注意したいのは、メスのベタでも同じように落ち着かない対象となってしまうことです。
ベタのオスは、安心して子育てができる環境を選び、泡巣を完成させてから、メスを呼び込みます。
このため、泡巣が完成する前にいるメスは邪魔でしかないのです。
ベタの繁殖を目指すのなら、オスを落ち着ける環境で単独飼育しましょう。
また、水槽を人通りの多いドア付近や、玄関などに置いている場合、人の動きが気になって落ち着かなくなります。

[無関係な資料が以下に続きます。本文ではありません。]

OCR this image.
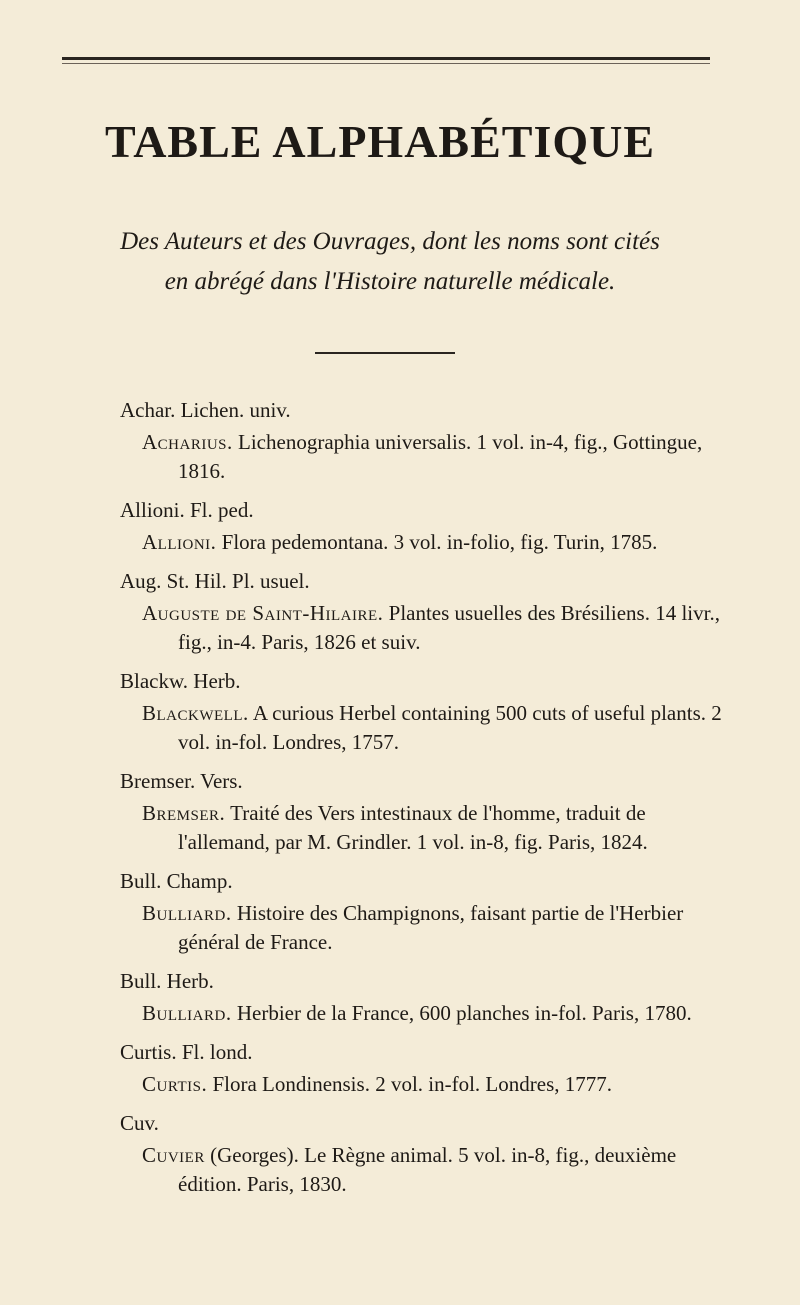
TABLE ALPHABÉTIQUE

Des Auteurs et des Ouvrages, dont les noms sont cités en abrégé dans l'Histoire naturelle médicale.

Achar. Lichen. univ.

Acharius. Lichenographia universalis. 1 vol. in-4, fig., Gottingue, 1816.

Allioni. Fl. ped.

Allioni. Flora pedemontana. 3 vol. in-folio, fig. Turin, 1785.

Aug. St. Hil. Pl. usuel.

Auguste de Saint-Hilaire. Plantes usuelles des Brésiliens. 14 livr., fig., in-4. Paris, 1826 et suiv.

Blackw. Herb.

Blackwell. A curious Herbel containing 500 cuts of useful plants. 2 vol. in-fol. Londres, 1757.

Bremser. Vers.

Bremser. Traité des Vers intestinaux de l'homme, traduit de l'allemand, par M. Grindler. 1 vol. in-8, fig. Paris, 1824.

Bull. Champ.

Bulliard. Histoire des Champignons, faisant partie de l'Herbier général de France.

Bull. Herb.

Bulliard. Herbier de la France, 600 planches in-fol. Paris, 1780.

Curtis. Fl. lond.

Curtis. Flora Londinensis. 2 vol. in-fol. Londres, 1777.

Cuv.

Cuvier (Georges). Le Règne animal. 5 vol. in-8, fig., deuxième édition. Paris, 1830.
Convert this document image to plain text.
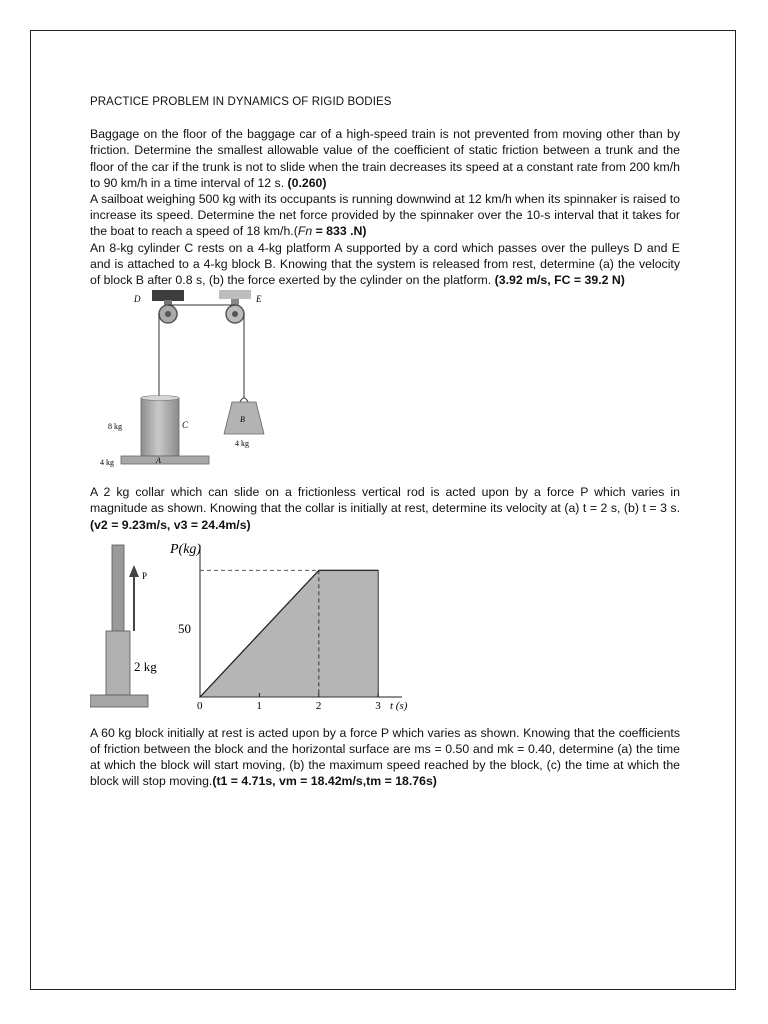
PRACTICE PROBLEM IN DYNAMICS OF RIGID BODIES

Baggage on the floor of the baggage car of a high-speed train is not prevented from moving other than by friction. Determine the smallest allowable value of the coefficient of static friction between a trunk and the floor of the car if the trunk is not to slide when the train decreases its speed at a constant rate from 200 km/h to 90 km/h in a time interval of 12 s. (0.260)

A sailboat weighing 500 kg with its occupants is running downwind at 12 km/h when its spinnaker is raised to increase its speed. Determine the net force provided by the spinnaker over the 10-s interval that it takes for the boat to reach a speed of 18 km/h.(Fn = 833 .N)

An 8-kg cylinder C rests on a 4-kg platform A supported by a cord which passes over the pulleys D and E and is attached to a 4-kg block B. Knowing that the system is released from rest, determine (a) the velocity of block B after 0.8 s, (b) the force exerted by the cylinder on the platform. (3.92 m/s, FC = 39.2 N)

D	E
C
B
A
8 kg
4 kg
4 kg

A 2 kg collar which can slide on a frictionless vertical rod is acted upon by a force P which varies in magnitude as shown. Knowing that the collar is initially at rest, determine its velocity at (a) t = 2 s, (b) t = 3 s. (v2 = 9.23m/s, v3 = 24.4m/s)

P
2 kg
P(kg)
t (s)
50
0	1	2	3

A 60 kg block initially at rest is acted upon by a force P which varies as shown. Knowing that the coefficients of friction between the block and the horizontal surface are ms = 0.50 and mk = 0.40, determine (a) the time at which the block will start moving, (b) the maximum speed reached by the block, (c) the time at which the block will stop moving.(t1 = 4.71s, vm = 18.42m/s,tm = 18.76s)
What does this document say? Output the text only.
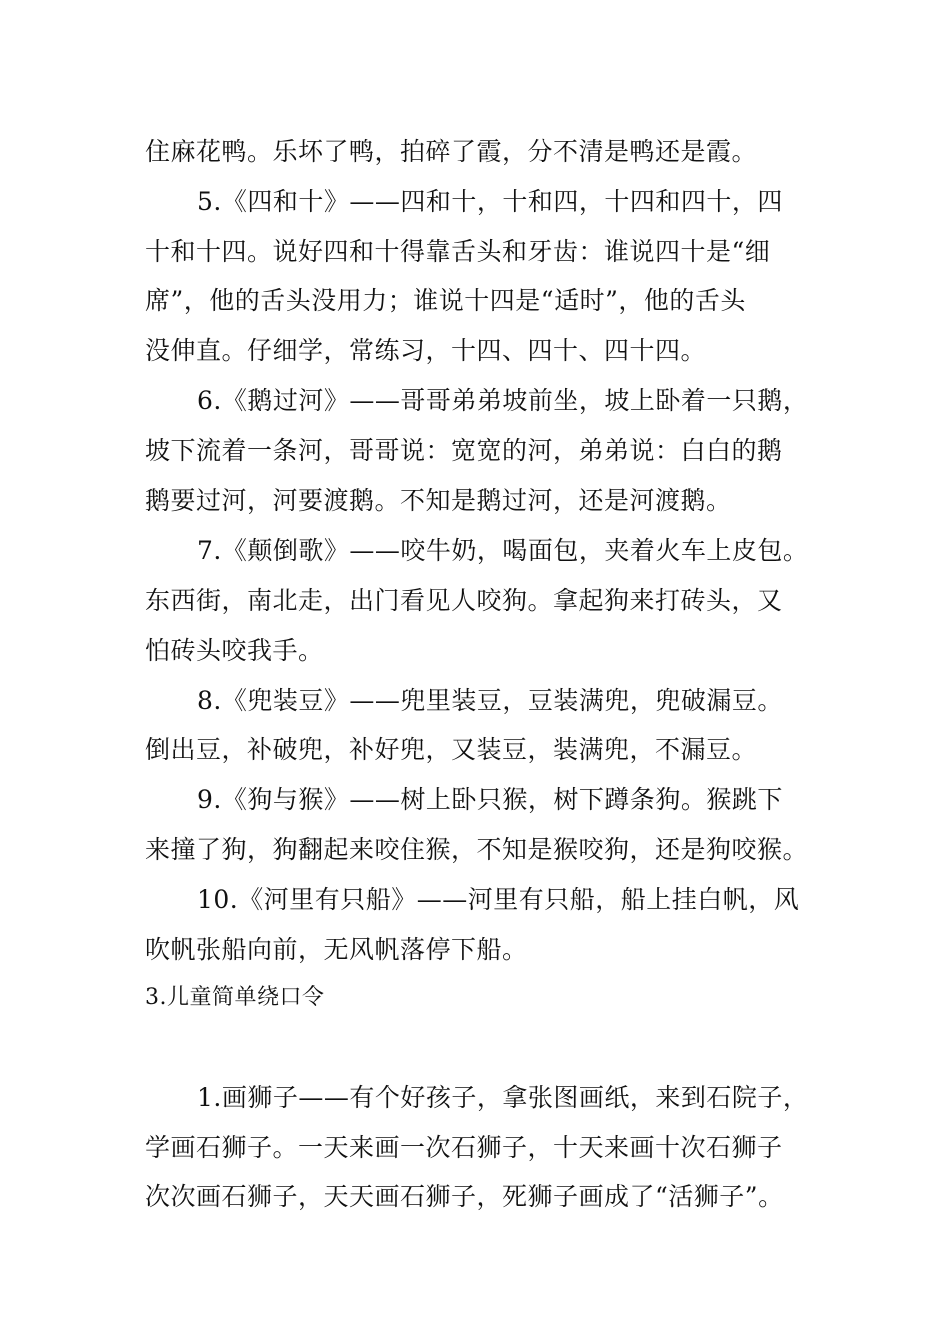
住麻花鸭。乐坏了鸭，拍碎了霞，分不清是鸭还是霞。
5.《四和十》——四和十，十和四，十四和四十，四
十和十四。说好四和十得靠舌头和牙齿：谁说四十是“细
席”，他的舌头没用力；谁说十四是“适时”，他的舌头
没伸直。仔细学，常练习，十四、四十、四十四。
6.《鹅过河》——哥哥弟弟坡前坐，坡上卧着一只鹅，
坡下流着一条河，哥哥说：宽宽的河，弟弟说：白白的鹅
鹅要过河，河要渡鹅。不知是鹅过河，还是河渡鹅。
7.《颠倒歌》——咬牛奶，喝面包，夹着火车上皮包。
东西街，南北走，出门看见人咬狗。拿起狗来打砖头，又
怕砖头咬我手。
8.《兜装豆》——兜里装豆，豆装满兜，兜破漏豆。
倒出豆，补破兜，补好兜，又装豆，装满兜，不漏豆。
9.《狗与猴》——树上卧只猴，树下蹲条狗。猴跳下
来撞了狗，狗翻起来咬住猴，不知是猴咬狗，还是狗咬猴。
10.《河里有只船》——河里有只船，船上挂白帆，风
吹帆张船向前，无风帆落停下船。
3.儿童简单绕口令
1.画狮子——有个好孩子，拿张图画纸，来到石院子，
学画石狮子。一天来画一次石狮子，十天来画十次石狮子
次次画石狮子，天天画石狮子，死狮子画成了“活狮子”。
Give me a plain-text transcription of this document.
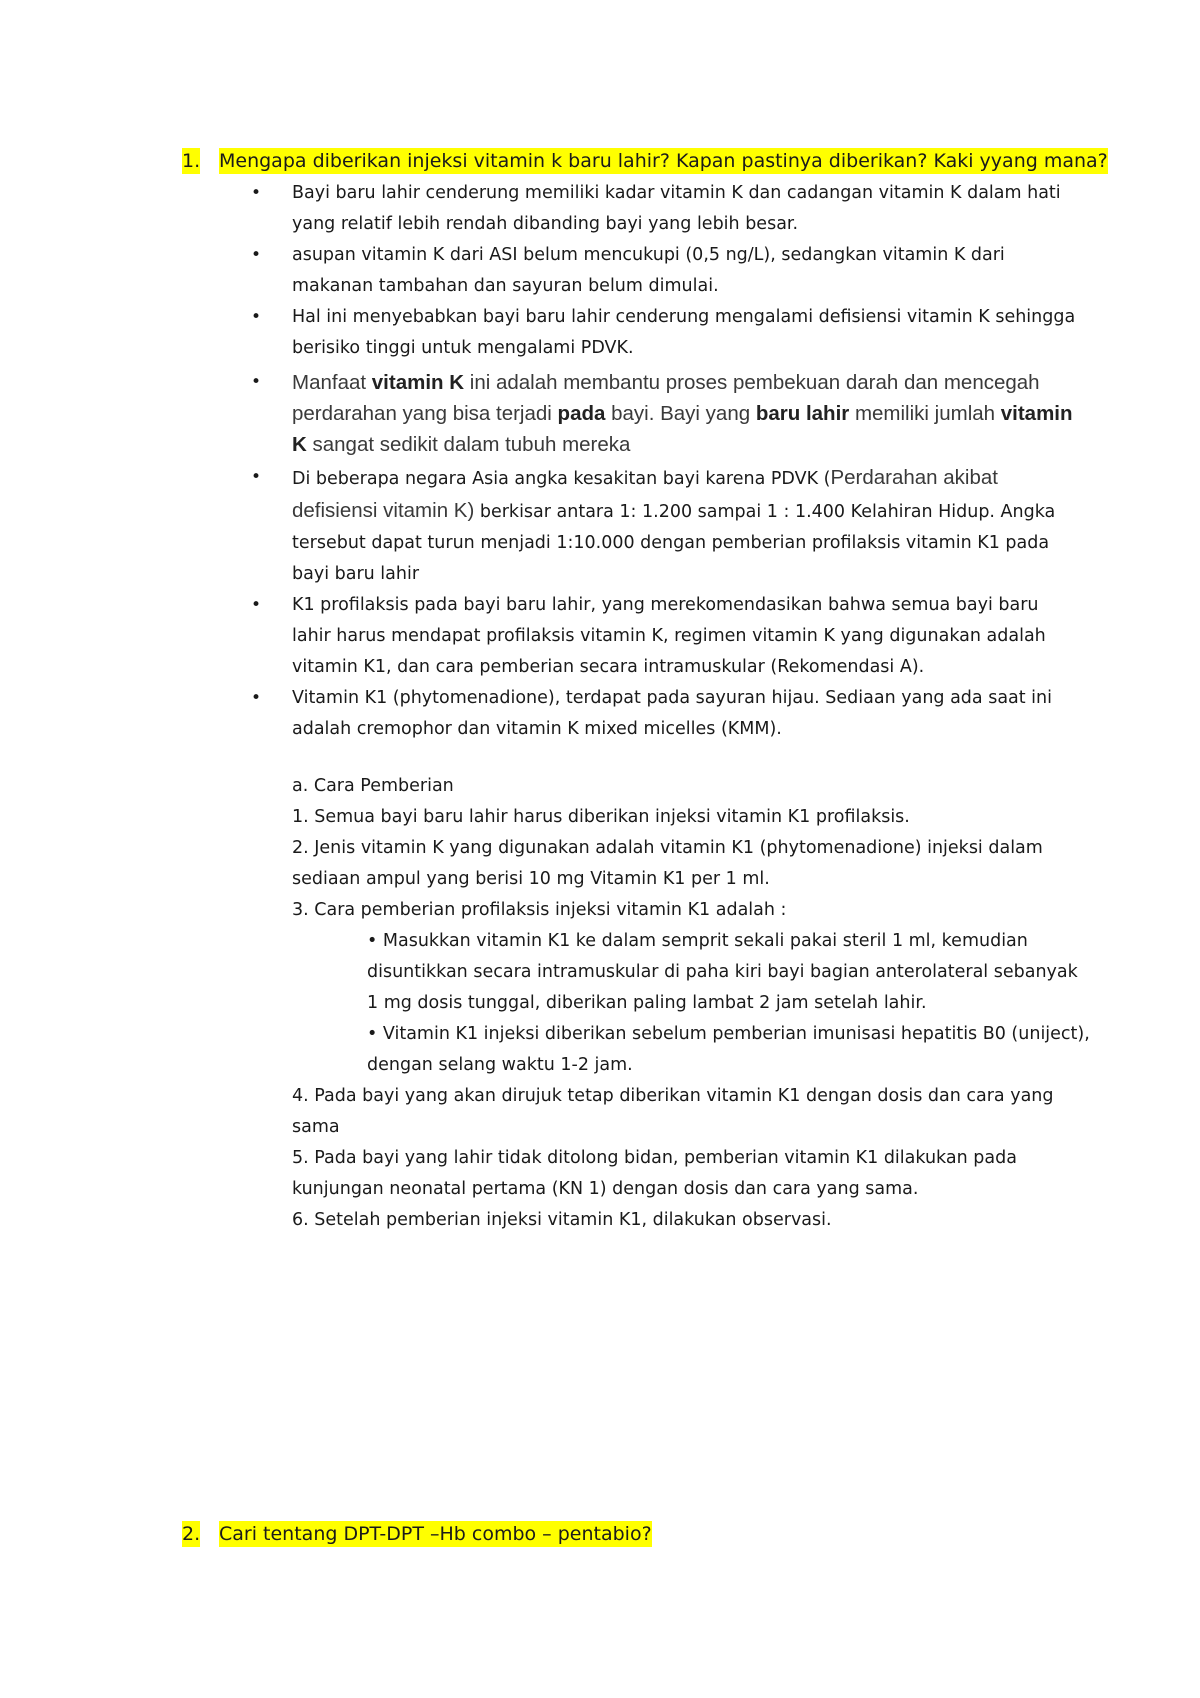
1. Mengapa diberikan injeksi vitamin k baru lahir? Kapan pastinya diberikan? Kaki yyang mana?
• Bayi baru lahir cenderung memiliki kadar vitamin K dan cadangan vitamin K dalam hati yang relatif lebih rendah dibanding bayi yang lebih besar.
• asupan vitamin K dari ASI belum mencukupi (0,5 ng/L), sedangkan vitamin K dari makanan tambahan dan sayuran belum dimulai.
• Hal ini menyebabkan bayi baru lahir cenderung mengalami defisiensi vitamin K sehingga berisiko tinggi untuk mengalami PDVK.
• Manfaat vitamin K ini adalah membantu proses pembekuan darah dan mencegah perdarahan yang bisa terjadi pada bayi. Bayi yang baru lahir memiliki jumlah vitamin K sangat sedikit dalam tubuh mereka
• Di beberapa negara Asia angka kesakitan bayi karena PDVK (Perdarahan akibat defisiensi vitamin K) berkisar antara 1: 1.200 sampai 1 : 1.400 Kelahiran Hidup. Angka tersebut dapat turun menjadi 1:10.000 dengan pemberian profilaksis vitamin K1 pada bayi baru lahir
• K1 profilaksis pada bayi baru lahir, yang merekomendasikan bahwa semua bayi baru lahir harus mendapat profilaksis vitamin K, regimen vitamin K yang digunakan adalah vitamin K1, dan cara pemberian secara intramuskular (Rekomendasi A).
• Vitamin K1 (phytomenadione), terdapat pada sayuran hijau. Sediaan yang ada saat ini adalah cremophor dan vitamin K mixed micelles (KMM).
a. Cara Pemberian
1. Semua bayi baru lahir harus diberikan injeksi vitamin K1 profilaksis.
2. Jenis vitamin K yang digunakan adalah vitamin K1 (phytomenadione) injeksi dalam sediaan ampul yang berisi 10 mg Vitamin K1 per 1 ml.
3. Cara pemberian profilaksis injeksi vitamin K1 adalah :
• Masukkan vitamin K1 ke dalam semprit sekali pakai steril 1 ml, kemudian disuntikkan secara intramuskular di paha kiri bayi bagian anterolateral sebanyak 1 mg dosis tunggal, diberikan paling lambat 2 jam setelah lahir.
• Vitamin K1 injeksi diberikan sebelum pemberian imunisasi hepatitis B0 (uniject), dengan selang waktu 1-2 jam.
4. Pada bayi yang akan dirujuk tetap diberikan vitamin K1 dengan dosis dan cara yang sama
5. Pada bayi yang lahir tidak ditolong bidan, pemberian vitamin K1 dilakukan pada kunjungan neonatal pertama (KN 1) dengan dosis dan cara yang sama.
6. Setelah pemberian injeksi vitamin K1, dilakukan observasi.
2. Cari tentang DPT-DPT –Hb combo – pentabio?
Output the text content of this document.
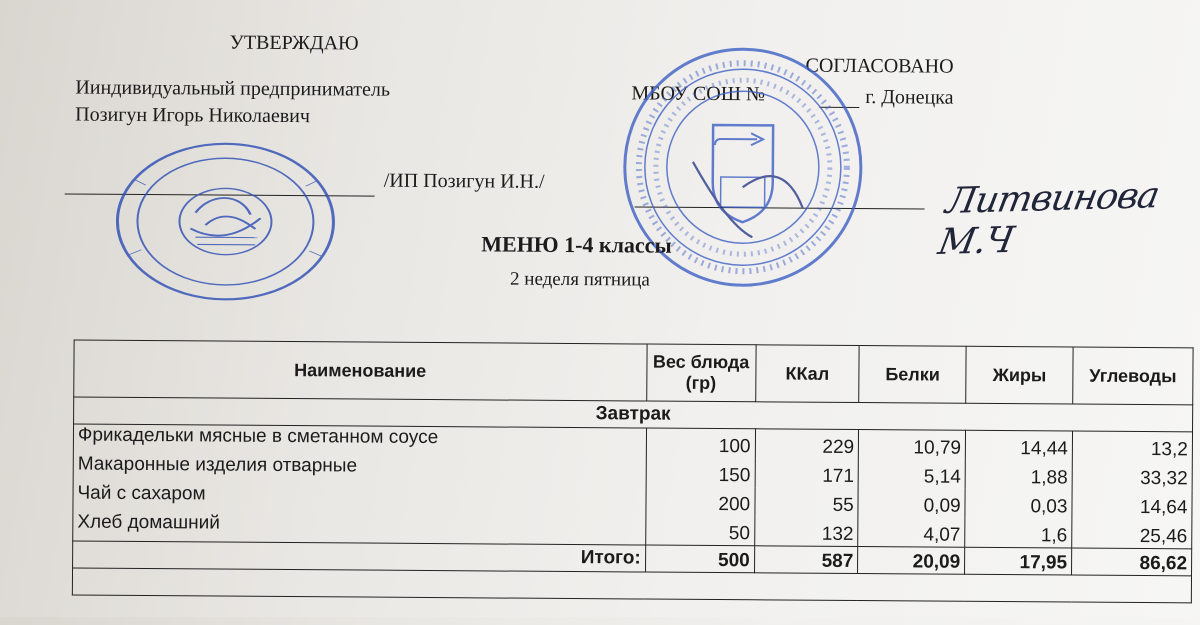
УТВЕРЖДАЮ
Ииндивидуальный предприниматель
Позигун Игорь Николаевич
/ИП Позигун И.Н./
СОГЛАСОВАНО
МБОУ СОШ №	г. Донецка
Литвинова М.Ч
МЕНЮ 1-4 классы
2 неделя пятница
Наименование	Вес блюда (гр)	ККал	Белки	Жиры	Углеводы
Завтрак					
Фрикадельки мясные в сметанном соусе	100	229	10,79	14,44	13,2
Макаронные изделия отварные	150	171	5,14	1,88	33,32
Чай с сахаром	200	55	0,09	0,03	14,64
Хлеб домашний	50	132	4,07	1,6	25,46
Итого:	500	587	20,09	17,95	86,62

水槽を床に直置きしている場合も、振動で驚いてしまい、泡巣を作らなくなることがあります。ちゃんとした泡巣を作らせたいのなら、水槽の設置場所にも気を使いましょう。
メスは泡巣をつくらない
あくまでも、ベタは泡巣を作るのも卵を守るのも、孵化後にしばらく稚魚を守るのもオスです。
メスは泡巣の近くで産卵するときにしか、繁殖に加担しません。
時折、メスが泡巣を作ると思っている方がいますが、メスをいくらいい環境で飼育しても泡巣を作り始めることはありません。
メスが繁殖適齢に達して産卵可能な状態になっていることは大切ですが、泡巣についてはオスだけの問題です。
ベタが泡巣を作らない!考えられる4つの原因と対策方法【まとめ】
ベタのオスが地道に一生懸命泡巣を作る姿は、見ていて心を打たれるものがあります。
ぜひ、オスが「ここなら安心して子どもを育てることができる」と思える環境を用意して、泡巣作りを観察しましょう。